April 17 (Bloomberg) -- Infineon Technologies AG, which gets more than 40 percent of its revenue from chips for the automotive industry, fell to the lowest level in five months after European car sales slumped in March.
Infineon dropped as much as 3.8 percent to 5.49 euros. The Neubiberg, Germany-based company says it’s the second-biggest supplier of chips used in control functions from fuel injection and interior lighting, behind Japan’s Renesas Electronics Corp.
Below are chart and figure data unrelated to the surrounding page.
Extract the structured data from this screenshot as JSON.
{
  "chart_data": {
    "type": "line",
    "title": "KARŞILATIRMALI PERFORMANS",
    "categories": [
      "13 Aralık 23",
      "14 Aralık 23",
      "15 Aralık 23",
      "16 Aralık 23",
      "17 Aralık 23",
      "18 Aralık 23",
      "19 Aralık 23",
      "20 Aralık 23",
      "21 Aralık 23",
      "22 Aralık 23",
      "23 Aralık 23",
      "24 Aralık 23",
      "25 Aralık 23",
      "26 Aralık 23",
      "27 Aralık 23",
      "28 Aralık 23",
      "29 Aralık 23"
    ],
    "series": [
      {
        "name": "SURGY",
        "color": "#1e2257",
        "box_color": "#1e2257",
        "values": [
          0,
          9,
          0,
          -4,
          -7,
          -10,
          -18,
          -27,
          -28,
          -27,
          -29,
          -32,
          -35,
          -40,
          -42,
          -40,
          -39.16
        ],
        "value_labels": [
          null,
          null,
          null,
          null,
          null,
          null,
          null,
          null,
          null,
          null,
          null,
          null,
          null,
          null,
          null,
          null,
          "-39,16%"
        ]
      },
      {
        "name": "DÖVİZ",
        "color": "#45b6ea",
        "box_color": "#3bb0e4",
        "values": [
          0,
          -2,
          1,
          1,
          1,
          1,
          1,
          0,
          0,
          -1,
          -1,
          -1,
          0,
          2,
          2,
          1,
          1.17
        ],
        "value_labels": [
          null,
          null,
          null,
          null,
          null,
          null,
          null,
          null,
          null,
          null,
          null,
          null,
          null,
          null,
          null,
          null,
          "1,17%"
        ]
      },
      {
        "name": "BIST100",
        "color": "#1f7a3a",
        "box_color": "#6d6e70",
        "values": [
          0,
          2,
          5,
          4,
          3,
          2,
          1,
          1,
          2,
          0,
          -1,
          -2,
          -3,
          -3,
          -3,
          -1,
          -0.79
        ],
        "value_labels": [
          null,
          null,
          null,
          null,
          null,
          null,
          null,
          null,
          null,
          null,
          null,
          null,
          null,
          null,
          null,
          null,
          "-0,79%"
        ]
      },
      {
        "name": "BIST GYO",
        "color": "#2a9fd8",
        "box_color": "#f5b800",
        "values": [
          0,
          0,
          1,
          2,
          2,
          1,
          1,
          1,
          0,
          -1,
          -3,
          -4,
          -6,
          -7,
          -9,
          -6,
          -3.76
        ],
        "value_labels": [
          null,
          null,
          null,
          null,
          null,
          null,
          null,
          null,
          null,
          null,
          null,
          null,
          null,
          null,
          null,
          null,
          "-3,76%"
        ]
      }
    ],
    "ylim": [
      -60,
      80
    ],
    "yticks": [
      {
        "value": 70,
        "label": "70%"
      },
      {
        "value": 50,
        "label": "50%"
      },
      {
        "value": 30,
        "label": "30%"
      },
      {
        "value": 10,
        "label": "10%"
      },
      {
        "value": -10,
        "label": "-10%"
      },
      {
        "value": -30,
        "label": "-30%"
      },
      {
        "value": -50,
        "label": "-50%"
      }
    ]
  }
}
European car sales are sliding to a 20-year low after registrations fell 10 percent to 1.35 million vehicles in March, the 18th consecutive monthly drop, with Germany’s market shrinking 17 percent, according to the European Automobile Manufacturers’ Association. Volkswagen AG, Bayerische Motoren Werke AG and Daimler AG, which last year shrugged off Europe’s decline, are forecasting flat 2013 earnings as investor confidence falls in Germany, the region’s biggest economy.
Infineon shares have fallen about 9 percent since April 12, when Volkswagen reported slower deliveries. The stock has fallen 26 percent in the past 12 months, cutting the chipmaker’s market value to 6 billion euros ($7.9 billion).
Dialog Semiconductor Plc, another chipmaker that supplies to the automotive industry, fell 6 percent to 9.82 euros.